Les plans terrifiants de Trump peuvent-ils échouer ?
Donald Trump revient cette semaine à la Maison Blanche avec une équipe plus zélée et d'extrême droite. Il n’est pas étonnant que des millions de personnes dans le monde craignent la suite des événements. Mais, selon Frankie Murden, la classe dirigeante est déjà divisée sur de nombreuses politiques de Trump – et la gauche doit en profiter.

La réélection de Trump laisse beaucoup de gens dans la peur. Les femmes s’inquiètent du droit à l’avortement, les migrants sont terrifiés par les expulsions et nombreux sont ceux qui craignent que l’extrême droite ne soit désormais le leader du monde libre.
Trump pourrait avoir un effet désastreux sur la vie de millions de travailleurs aux États-Unis et avoir un effet domino dans le monde entier. Sa campagne a exploité la colère du peuple face aux échecs du précédent gouvernement démocrate.
Les réponses de Trump reposent sur le racisme, la misogynie et la nostalgie d’un « rêve américain » qui n’a jamais existé – mais au moins il prétend avoir une réponse.
Le président milliardaire se vante d’avoir dans son entourage l’homme le plus riche du monde.
Pourtant, il a réussi à convaincre les gens au bas de l’échelle d’une des sociétés les plus inégalitaires au monde qu’il était de leur côté.
Il y a déjà des luttes intestines dans ses rangs. Trump veut que l’argent continue d’affluer pour les couches les plus élevées de la société américaine, mais extérieurement, il doit continuer à faire semblant de changer les choses pour la classe ouvrière.
Il peut paraître tout-puissant, mais il est confronté à de sérieux défis qui peuvent créer des opportunités de résistance.

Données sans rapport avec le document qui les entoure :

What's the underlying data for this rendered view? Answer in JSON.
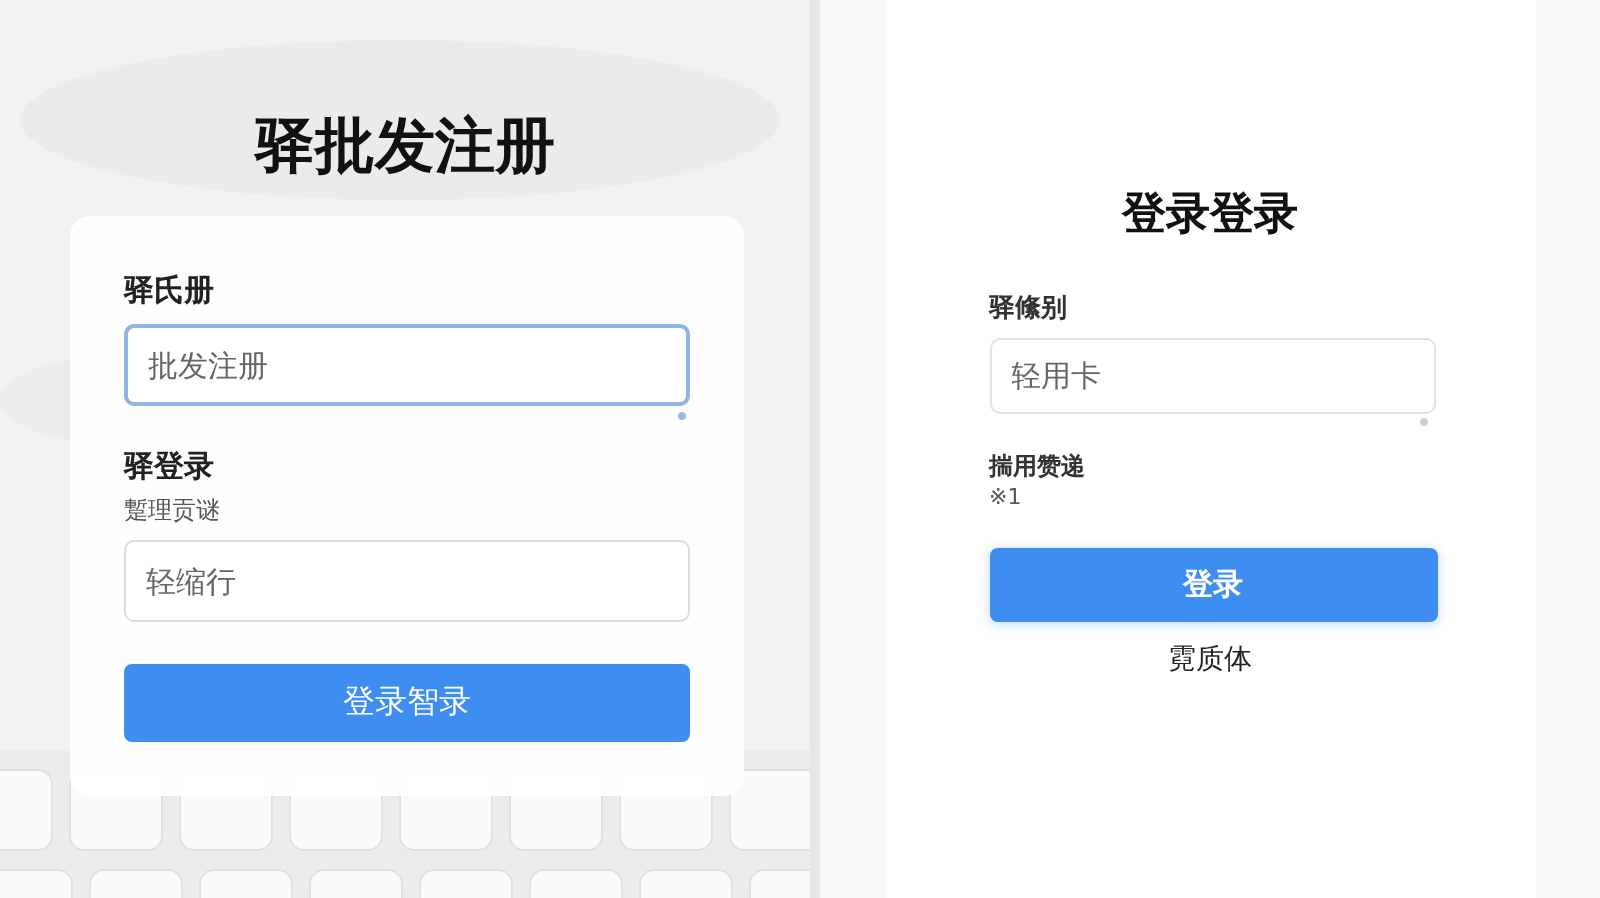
{
  "register_panel": {
    "title": "驿批发注册",
    "fields": [
      {
        "label": "驿氏册",
        "placeholder": "批发注册",
        "focused": true
      },
      {
        "label": "驿登录",
        "hint": "蹔理贡谜",
        "placeholder": "轻缩行",
        "focused": false
      }
    ],
    "button": "登录智录"
  },
  "login_panel": {
    "title": "登录登录",
    "field": {
      "label": "驿絛别",
      "placeholder": "轻用卡"
    },
    "note_label": "揣用赞递",
    "note_value": "※1",
    "button": "登录",
    "link": "霓质体"
  }
}
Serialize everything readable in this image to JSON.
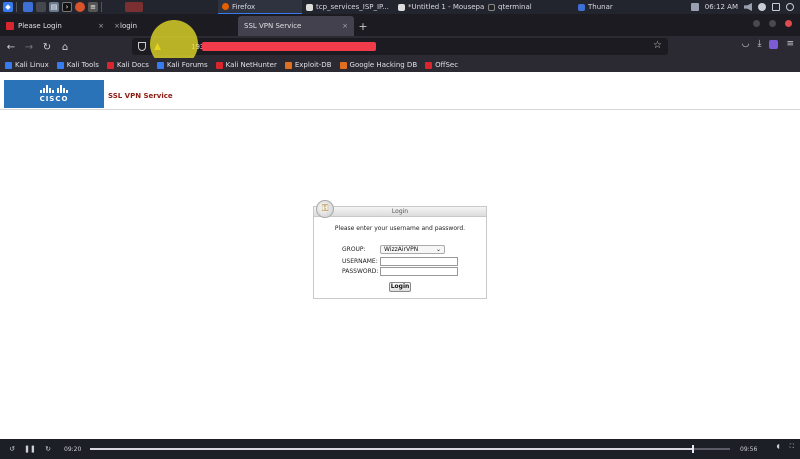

L’insatisfaction s’est transformée en actions de faible ampleur mais croissantes au cours des dernières années. Cet automne, 33 000 travailleurs de Boeing se sont mis en grève pendant sept semaines et ont obtenu, par exemple, une augmentation de salaire de 38 pour cent.

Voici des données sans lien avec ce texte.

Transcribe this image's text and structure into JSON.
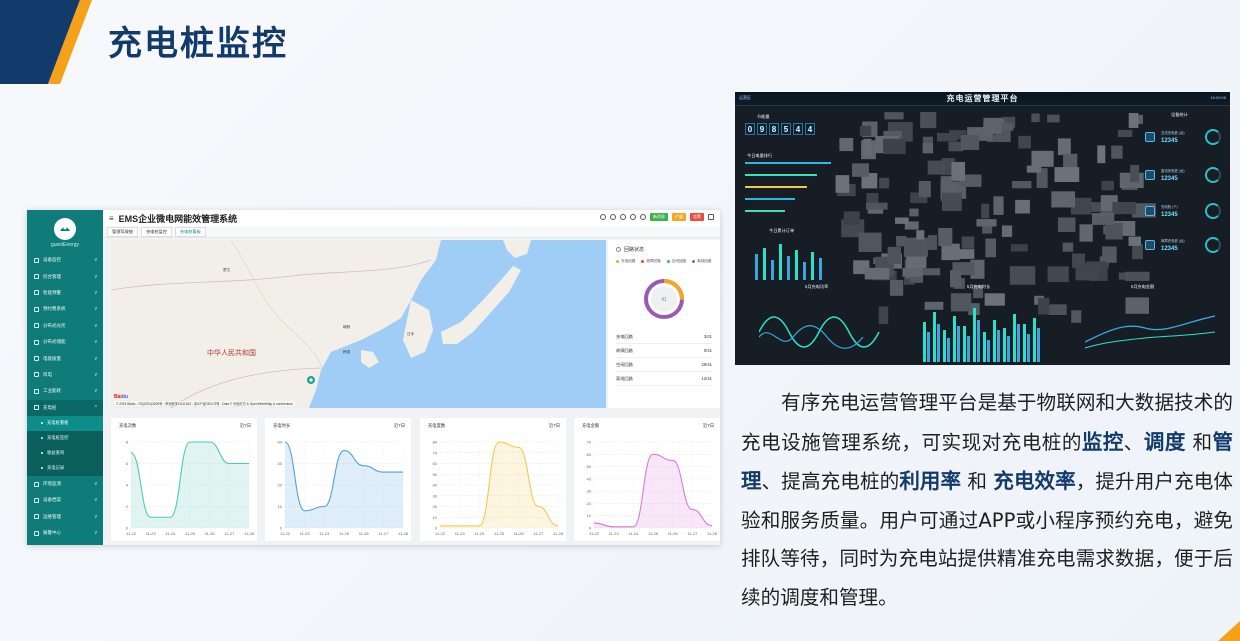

Cela montre qu’il existe des possibilités pour la classe ouvrière de subir un coup dur contre la présidence de Trump lorsque des divisions apparaissent dans ses rangs.
Immigration
Trump a menacé de lancer le plus grand programme d’expulsion de personnes de l’histoire des États-Unis.
Son dernier mandat a vu des dizaines de milliers de familles se séparer et la fondation d’un mur frontalier avec le Mexique.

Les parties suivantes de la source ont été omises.